The bill repealing Glass-Steagal1 was approved in the Senate by a vote of 90 to 8 and in the House by 362 to 57 and was signed into law by President Bill Clinton.


So now in 20:20 hindsight, who should President Obama choose to lead us out of this mess? Well, Paul Wellstone was killed in an airplane crash in 2002 (which many folks believe to have been suspitious). Thank God, Byron Dorgan was spared though. But, go figure ...Obama picked Summers! And also Geithner, who in 1999 was a protégé of Robert Rubin, another of the Time Magazine cover guys billed as the “Committee to Save the World.”


So the very same characters that got us into this mess have been tasked with getting us out of it ...and their idea seems to be to pump trillions of un-audited taxpayer dollars into the banking system that they personally set up to fail in the first place.


How many trillions? Well, in his 27 March OEN column “Obama’s Latest No Banker Left Behind Scheme,” Stephen Lendman does some totaling:

“So hyped by advance fanfare, Timothy Geithner unveiled his Public-Private Investment Program (PPIP) on March 23, the latest in a growing alphabet soup of handouts topping $12.5 trillion and counting - so much in so many forms, in "gov-speak" language, with so many changing and moving parts, it's hard for experts to keep up let alone the public, except to sense something is very wrong. They're being fleeced by a finance Ponzi scheme, sheer flimflam...”

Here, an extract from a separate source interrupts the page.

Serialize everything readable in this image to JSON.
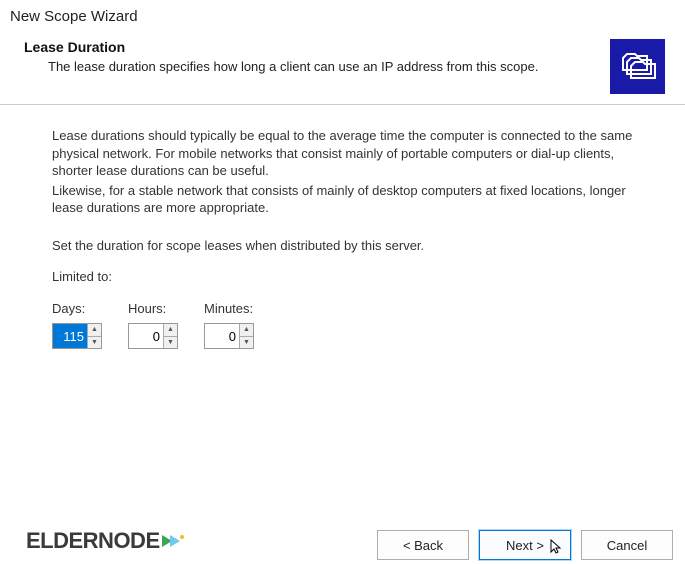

Lendman’s article is almost encyclopedic at 7 pages, but one small paragraph near the end knocked my socks off! It was this mention of the sinister core of the financial crisis, the Credit Default Swaps (CDS), gleaned from an important cautionary article by Martin D. Weiss:

“...the money spent or committed by the government so far is also too much for another, relatively less-known reason: Hidden in an obscure corner of the derivatives market is a unique credit default swap that virtually no one is talking about — contracts on the default of United States Treasury bonds. Quietly and without fanfare, a small but growing number of investors are not only thinking the unthinkable, they're actually spending money on it, bidding up the premiums on Treasury bond credit default swaps to 14 times their 2007 level. This is an early warning of the next big shoe to drop in the debt crisis — serious potential damage to the credit, credibility, and borrowing power of the United States Treasury.”

The mainstream media repeatedly touts U.S. Treasuries as "ultra secure" investments. This makes me wonder... Are the "masters of the universe" and their media arm setting up to con Americans into transferring what little is left of their retirement savings into “ultra safe” Treasuries ...where they will be exposed the crash of the dollar? In such an event, the already ultra-rich bankers and hedge-fund managers would be positioned to make still another killing by cashing the CDS they’ve written against working America’s last stash. This day could well come if and when foreign governments sense the dollar is doomed and begin dumping their U.S. Treasury holdings.

But Paul Krugman in his column of April 2nd (thankfully not April 1st!) argues that the Chinese simply own too many T-bills ($2 trillion worth) to even think of selling them, knowing that this would create a panic causing the whole world to sell off their T-bills, instantly driving their values into the abyss (while kicking U.S. interest rates into the stratosphere). So I sure hope he’s right about “China’s Dollar Trap.”